Always pays to keep an open mind. You are not being fair to your customers or yourself if you won't try or look at something different. It makes your world very very small.
It's up to MS to come up with something similar that fits the bill.
Probably have all their email on Outlook Express too. Dear God....
This is what always makes me laugh. Nowadays if a Windows/Apple/Linux PC has no internet connection...it's pretty damn limited. You can bet most staff would be sitting around moaning they had nothing to do.
No they don't have difficulty. All you do is spend 10-15 minutes with them explaining how the thing works and how it differs from their old machine. They'll get it.
It's called 'Training', a long forgotten practice I know but it's how you get folks to get the most out of what they are using.
Not difficult. Try it sometime.
Yes, carrying masses of data around on a laptop/mobile device is a daft liability. Quite old fashioned really.
All the old bulk data I have is kept at home on a NAS. The day to day stuff I need/use stays in a Google Drive folder. About 1GB if you must know. I need to trim it down soon.
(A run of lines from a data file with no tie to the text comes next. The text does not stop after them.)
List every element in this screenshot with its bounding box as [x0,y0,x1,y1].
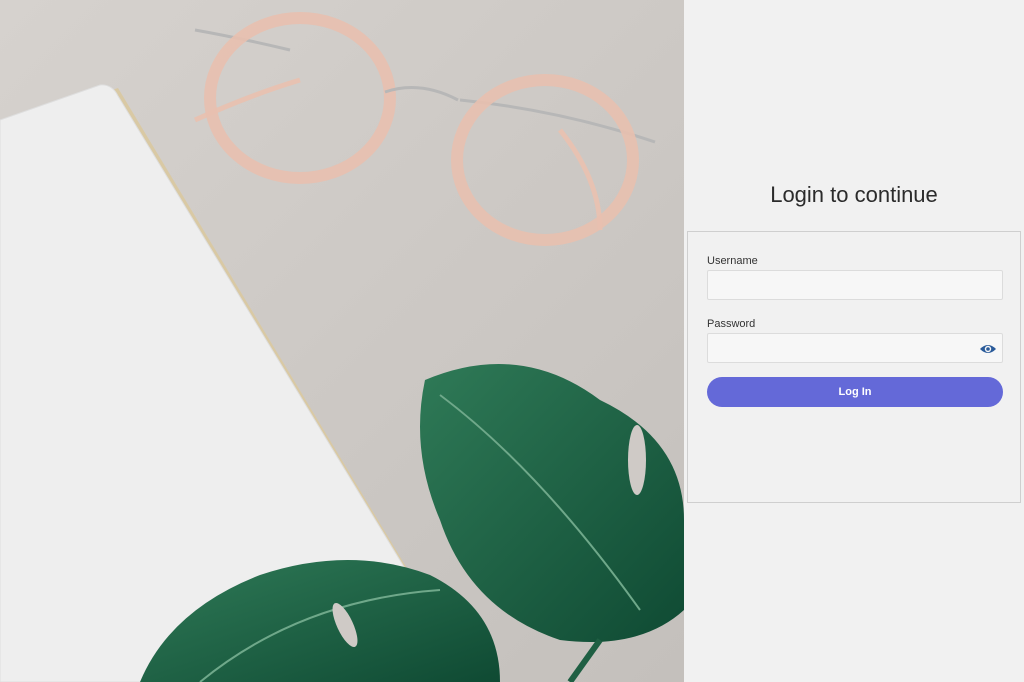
username-input[interactable] [707,270,1003,300]
username-label: Username [707,255,758,267]
login-panel: Login to continue Username Password Log … [684,0,1024,682]
log-in-button[interactable]: Log In [707,377,1003,407]
password-label: Password [707,318,756,330]
password-input[interactable] [707,333,1003,363]
eye-icon[interactable] [979,342,997,356]
login-form: Username Password Log In [687,231,1021,503]
login-title: Login to continue [770,182,938,207]
background-photo [0,0,684,682]
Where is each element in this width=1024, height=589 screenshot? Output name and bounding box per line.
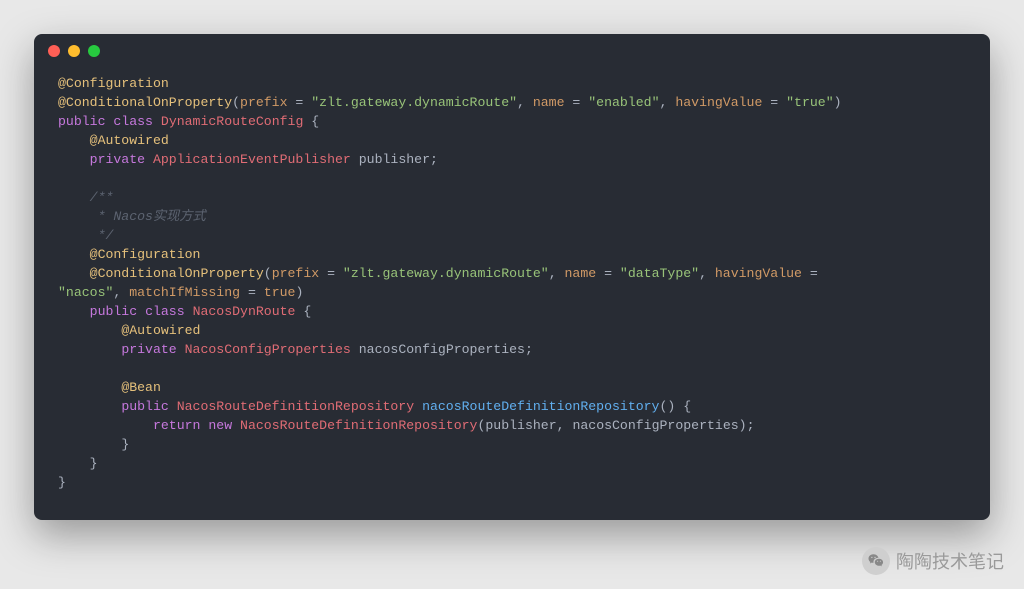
type-NacosConfigProperties: NacosConfigProperties — [185, 342, 351, 357]
eq: = — [802, 266, 826, 281]
bool-true: true — [264, 285, 296, 300]
attr-name: name — [565, 266, 597, 281]
kw-public: public — [121, 399, 168, 414]
watermark: 陶陶技术笔记 — [862, 547, 1004, 575]
annotation-configuration: @Configuration — [90, 247, 201, 262]
space — [185, 304, 193, 319]
annotation-configuration: @Configuration — [58, 76, 169, 91]
comma: , — [699, 266, 715, 281]
semi: ; — [747, 418, 755, 433]
type-ApplicationEventPublisher: ApplicationEventPublisher — [153, 152, 351, 167]
comment-line: */ — [90, 228, 114, 243]
space — [169, 399, 177, 414]
space — [351, 152, 359, 167]
comment-line: * Nacos实现方式 — [90, 209, 206, 224]
space — [137, 304, 145, 319]
brace-open: { — [675, 399, 691, 414]
return-type: NacosRouteDefinitionRepository — [177, 399, 414, 414]
comma: , — [549, 266, 565, 281]
paren-close: ) — [739, 418, 747, 433]
eq: = — [288, 95, 312, 110]
annotation-conditional: @ConditionalOnProperty — [90, 266, 264, 281]
paren-open: ( — [264, 266, 272, 281]
str-zlt: "zlt.gateway.dynamicRoute" — [343, 266, 549, 281]
window-titlebar — [34, 34, 990, 68]
kw-class: class — [113, 114, 153, 129]
paren-close: ) — [295, 285, 303, 300]
class-decl-NacosDynRoute: NacosDynRoute — [193, 304, 296, 319]
str-true: "true" — [786, 95, 833, 110]
minimize-icon[interactable] — [68, 45, 80, 57]
brace-open: { — [303, 114, 319, 129]
arg-publisher: publisher — [485, 418, 556, 433]
attr-name: name — [533, 95, 565, 110]
var-nacosConfigProperties: nacosConfigProperties — [359, 342, 525, 357]
kw-public: public — [58, 114, 105, 129]
paren-open: ( — [232, 95, 240, 110]
space — [351, 342, 359, 357]
str-nacos: "nacos" — [58, 285, 113, 300]
kw-new: new — [208, 418, 232, 433]
attr-prefix: prefix — [272, 266, 319, 281]
space — [177, 342, 185, 357]
fn-name: nacosRouteDefinitionRepository — [422, 399, 659, 414]
kw-public: public — [90, 304, 137, 319]
eq: = — [319, 266, 343, 281]
comment-line: /** — [90, 190, 114, 205]
annotation-conditional: @ConditionalOnProperty — [58, 95, 232, 110]
space — [414, 399, 422, 414]
eq: = — [565, 95, 589, 110]
comma: , — [113, 285, 129, 300]
comma: , — [557, 418, 573, 433]
close-icon[interactable] — [48, 45, 60, 57]
space — [232, 418, 240, 433]
brace-close: } — [90, 456, 98, 471]
str-zlt: "zlt.gateway.dynamicRoute" — [311, 95, 517, 110]
annotation-autowired: @Autowired — [121, 323, 200, 338]
eq: = — [240, 285, 264, 300]
brace-close: } — [58, 475, 66, 490]
code-block: @Configuration @ConditionalOnProperty(pr… — [34, 68, 990, 520]
kw-return: return — [153, 418, 200, 433]
attr-matchIfMissing: matchIfMissing — [129, 285, 240, 300]
maximize-icon[interactable] — [88, 45, 100, 57]
kw-private: private — [121, 342, 176, 357]
annotation-bean: @Bean — [121, 380, 161, 395]
str-dataType: "dataType" — [620, 266, 699, 281]
code-window: @Configuration @ConditionalOnProperty(pr… — [34, 34, 990, 520]
eq: = — [762, 95, 786, 110]
attr-prefix: prefix — [240, 95, 287, 110]
paren-close: ) — [834, 95, 842, 110]
attr-havingValue: havingValue — [675, 95, 762, 110]
space — [153, 114, 161, 129]
space — [145, 152, 153, 167]
attr-havingValue: havingValue — [715, 266, 802, 281]
var-publisher: publisher — [359, 152, 430, 167]
brace-close: } — [121, 437, 129, 452]
annotation-autowired: @Autowired — [90, 133, 169, 148]
semi: ; — [525, 342, 533, 357]
watermark-text: 陶陶技术笔记 — [896, 548, 1004, 574]
wechat-icon — [862, 547, 890, 575]
ctor-name: NacosRouteDefinitionRepository — [240, 418, 477, 433]
str-enabled: "enabled" — [588, 95, 659, 110]
comma: , — [660, 95, 676, 110]
brace-open: { — [295, 304, 311, 319]
eq: = — [596, 266, 620, 281]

All my laptops have been slimmed down to mostly 64GB SSD drives. A couple have 120GBs in them but not required. My Chromebook has nothing stored on it locally. Doesn't need it as its 2014 and not 1998 anymore, connectivity/internet wise.
Watch out for really cheap AMD equipped laptops. The bottom rung of Windows laptop buying has got quite tricky.
If you buy the cheapest AMD CPU laptop, chances are you will end up with a E1 spec CPU. I had one in to look at that was a 1GHz dual core. It was terrible. Took me back to the days of Windows 3.1 and seeing the egg timer on screen more then the cursor. To make it even half usable I had to rebuild it with a 120GB SSD. It still didn't perform well. For the sake of £50 extra it could have been a different story. Those E1 CPUs are sub Atom spec IMO and not designed to run Windows.
My Chromebook on the other hand is two years old and still as nippy as the day I bought it.